During his press tour for First Reformed, Schrader has acknowledged that his film feels like a culmination, the end of a cycle that began at the start of his career, when he wrote intellectual film criticism, published his book, and wrote Taxi Driver not long afterward. In the interim, Schrader has confronted human chaos, sometimes embracing the toxicity of modern existence. First Reformed does much the same, although it’s more contemplative about Toller being on the brink of catastrophe. Through its transcendental form, the film plays like a prayer from an atheist and devout critic of humanity’s selfishness. Yet its resolutions flirt with horror, and they remain the most rewarding and contemplative kind.
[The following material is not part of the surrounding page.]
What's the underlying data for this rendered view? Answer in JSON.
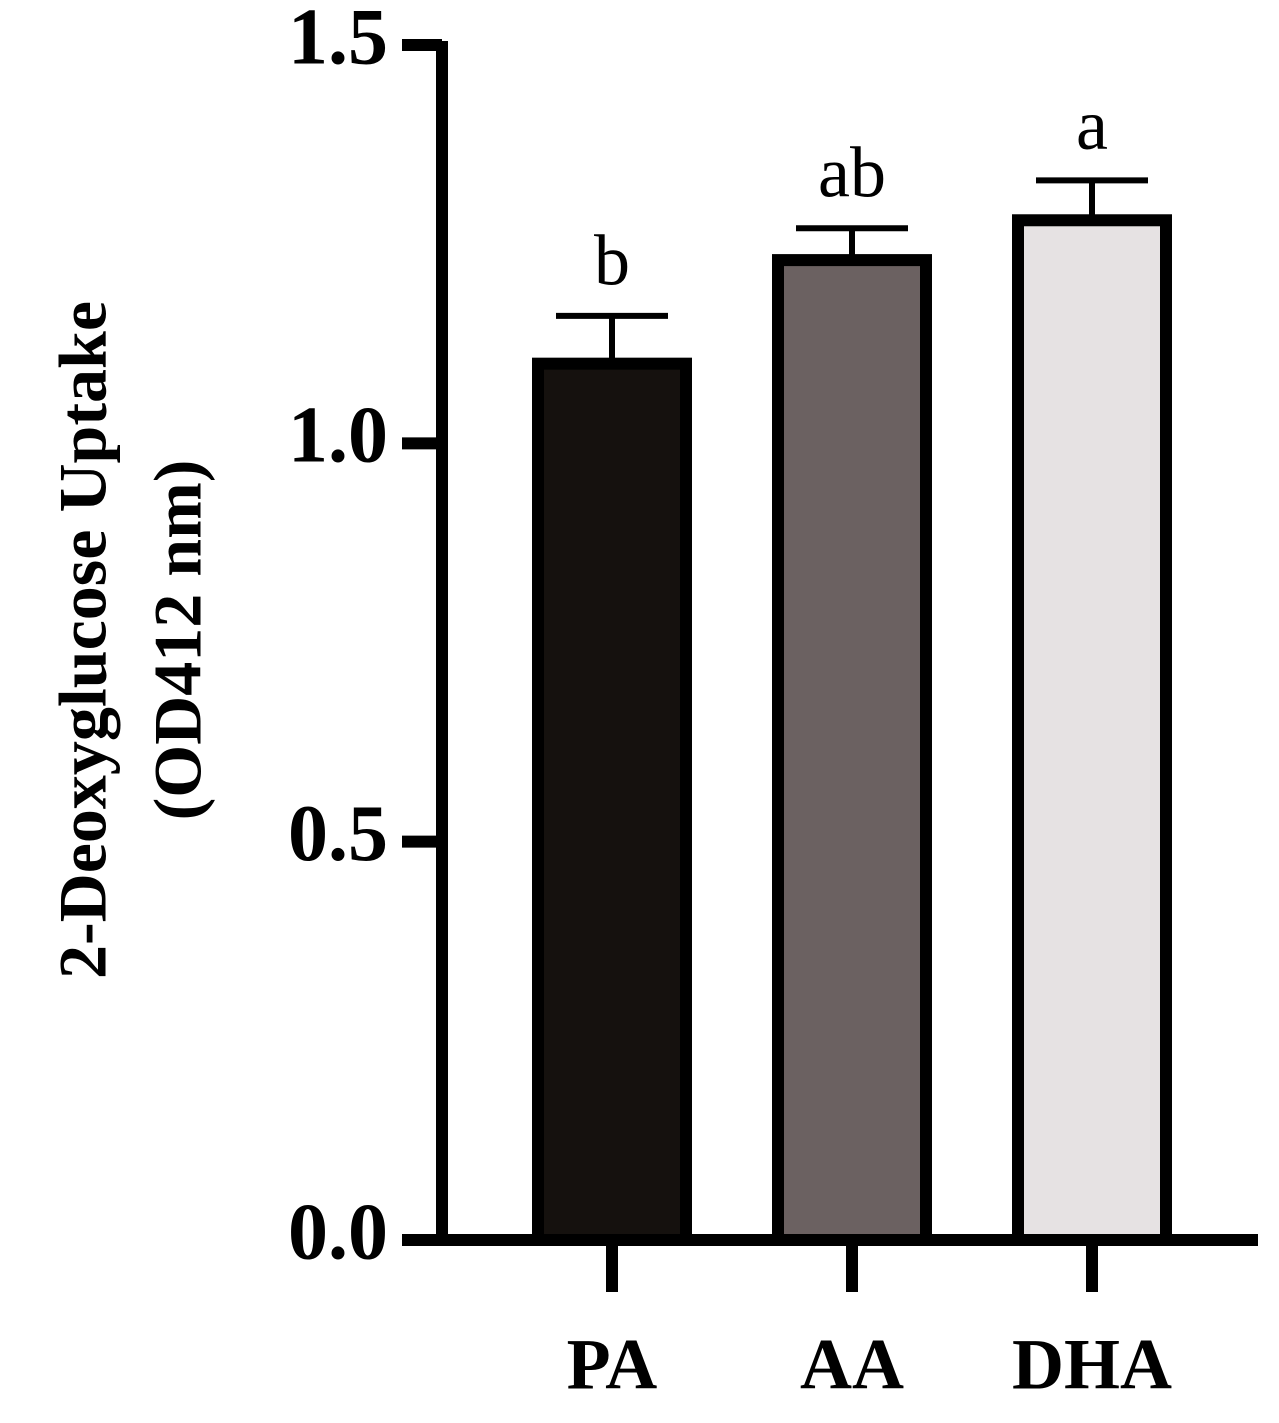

Schrader offers a text through which the viewer can explore their own beliefs about politics and religion, how they have abandoned the environment, and ask their own questions about the world today. He forces us to pause for self-reflection. First Reformed proves defiantly introspective for a culture that has stopped looking inward in favor of spewing out unthinking bile while imploring the audience to set aside its assumptions and engage in soul-searching.